Researchers Find AI Coding Agents Struggle with Complex Constraints
New research shows that AI coding agents perform poorly when generating code with strict structural constraints. The agents were tested on 80 tasks across eight web frameworks and their performance declined significantly as the number of constraints increased. Capable agents lost 30 points on average in assertion pass rates from simple to complex tasks. The study highlights a key challenge for AI coding agents, which is to satisfy both functional and structural requirements, and this issue will need to be addressed in future developments.
AI Reasoning Just Got Smarter - And Much More Efficient
AI researchers have discovered that chain-of-thought (CoT) reasoning, once seen as a major leap forward for large language models (LLMs), often doesn't deliver the expected benefits. Instead of always improving results, CoT can actually hurt performance on certain tasks and waste computing resources by using more tokens. But here's the twist: scientists now say this isn't just a fixed trait of the model or the task-it's a dynamic process that happens during the actual generation phase. Through detailed analysis, they found that early-stage entropy patterns in the models can reliably show when CoT is useful. When tasks benefit from CoT, there’s a clear drop in entropy, which indicates a shift to structured reasoning. For other tasks, entropy remains unstable or even increases. This breakthrough led to the creation of EDRM (Entropy Dynamics-based Reasoning Manifold), a new routing framework that uses these entropy patterns to decide when and how to apply CoT during inference. EDRM is lightweight and easy to deploy without needing extensive training data. Across 15 different benchmarks and various LLMs, it consistently outperformed static methods. It reduced token usage by up to 45% while improving accuracy in some cases. This suggests that AI reasoning should be used selectively rather than automatically, opening the door for more efficient and adaptive AI systems. Watch for EDRM being adopted in real-world applications soon-this could change how we interact with AI forever.
AI Models Exposed: They Copy Numbers Instead of Solving Problems
Recent research reveals that small language models, even when using chain-of-thought prompting, often rely on copying numbers from earlier steps rather than performing genuine arithmetic. This shortcut significantly impacts their accuracy-incorrect answers occur 54-92% less often when the correct number is available. For example, if a wrong number precedes the answer delimiter, accuracy plummets to near-zero, despite correct intermediate reasoning.

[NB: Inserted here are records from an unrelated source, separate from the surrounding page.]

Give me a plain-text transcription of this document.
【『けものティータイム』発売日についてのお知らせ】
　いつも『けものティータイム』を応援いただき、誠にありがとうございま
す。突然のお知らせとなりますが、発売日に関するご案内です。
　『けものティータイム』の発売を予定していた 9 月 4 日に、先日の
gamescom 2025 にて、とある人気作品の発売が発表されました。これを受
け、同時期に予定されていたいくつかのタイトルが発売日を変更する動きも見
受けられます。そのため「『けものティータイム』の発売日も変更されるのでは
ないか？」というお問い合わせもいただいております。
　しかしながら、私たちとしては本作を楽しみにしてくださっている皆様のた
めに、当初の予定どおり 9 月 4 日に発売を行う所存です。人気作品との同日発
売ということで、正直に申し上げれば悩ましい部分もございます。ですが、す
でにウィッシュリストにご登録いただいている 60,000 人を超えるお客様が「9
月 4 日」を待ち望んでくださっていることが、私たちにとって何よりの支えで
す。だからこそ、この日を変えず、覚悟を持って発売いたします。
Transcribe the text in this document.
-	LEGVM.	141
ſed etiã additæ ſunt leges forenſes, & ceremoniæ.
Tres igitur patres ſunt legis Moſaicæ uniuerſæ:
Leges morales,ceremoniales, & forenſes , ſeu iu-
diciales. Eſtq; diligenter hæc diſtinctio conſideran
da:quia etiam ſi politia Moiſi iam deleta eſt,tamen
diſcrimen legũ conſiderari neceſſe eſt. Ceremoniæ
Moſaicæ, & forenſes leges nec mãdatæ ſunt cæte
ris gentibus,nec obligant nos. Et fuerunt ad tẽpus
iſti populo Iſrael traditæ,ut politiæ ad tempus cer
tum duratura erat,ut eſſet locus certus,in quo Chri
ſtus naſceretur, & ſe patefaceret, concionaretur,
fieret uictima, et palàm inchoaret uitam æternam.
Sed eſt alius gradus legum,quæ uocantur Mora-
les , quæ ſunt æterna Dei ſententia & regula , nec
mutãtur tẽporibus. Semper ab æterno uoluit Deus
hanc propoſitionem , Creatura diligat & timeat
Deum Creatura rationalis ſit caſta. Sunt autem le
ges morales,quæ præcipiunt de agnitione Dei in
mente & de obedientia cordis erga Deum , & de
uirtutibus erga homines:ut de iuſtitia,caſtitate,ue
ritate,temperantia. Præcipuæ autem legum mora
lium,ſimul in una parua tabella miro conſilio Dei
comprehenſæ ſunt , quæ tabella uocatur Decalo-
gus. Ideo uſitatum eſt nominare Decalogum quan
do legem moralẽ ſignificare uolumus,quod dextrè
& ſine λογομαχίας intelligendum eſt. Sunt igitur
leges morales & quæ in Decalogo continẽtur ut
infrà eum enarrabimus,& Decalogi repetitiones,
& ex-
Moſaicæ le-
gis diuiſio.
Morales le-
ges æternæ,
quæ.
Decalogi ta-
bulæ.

The study highlights that this copying behavior varies by model architecture: Qwen and Llama copy distractors up to 95% of the time, while Gemma is more selective. Larger models (7-8B) show improved content-selective gating, reducing reliance on positional shortcuts. This finding challenges assumptions about AI reasoning abilities and underscores limitations in current oversight methods. Moving forward, researchers will likely focus on improving model architectures to reduce reliance on copying and enhance genuine computation. Developers should also consider refining evaluation metrics to better assess AI reasoning without conflating shortcuts with actual problem-solving skills.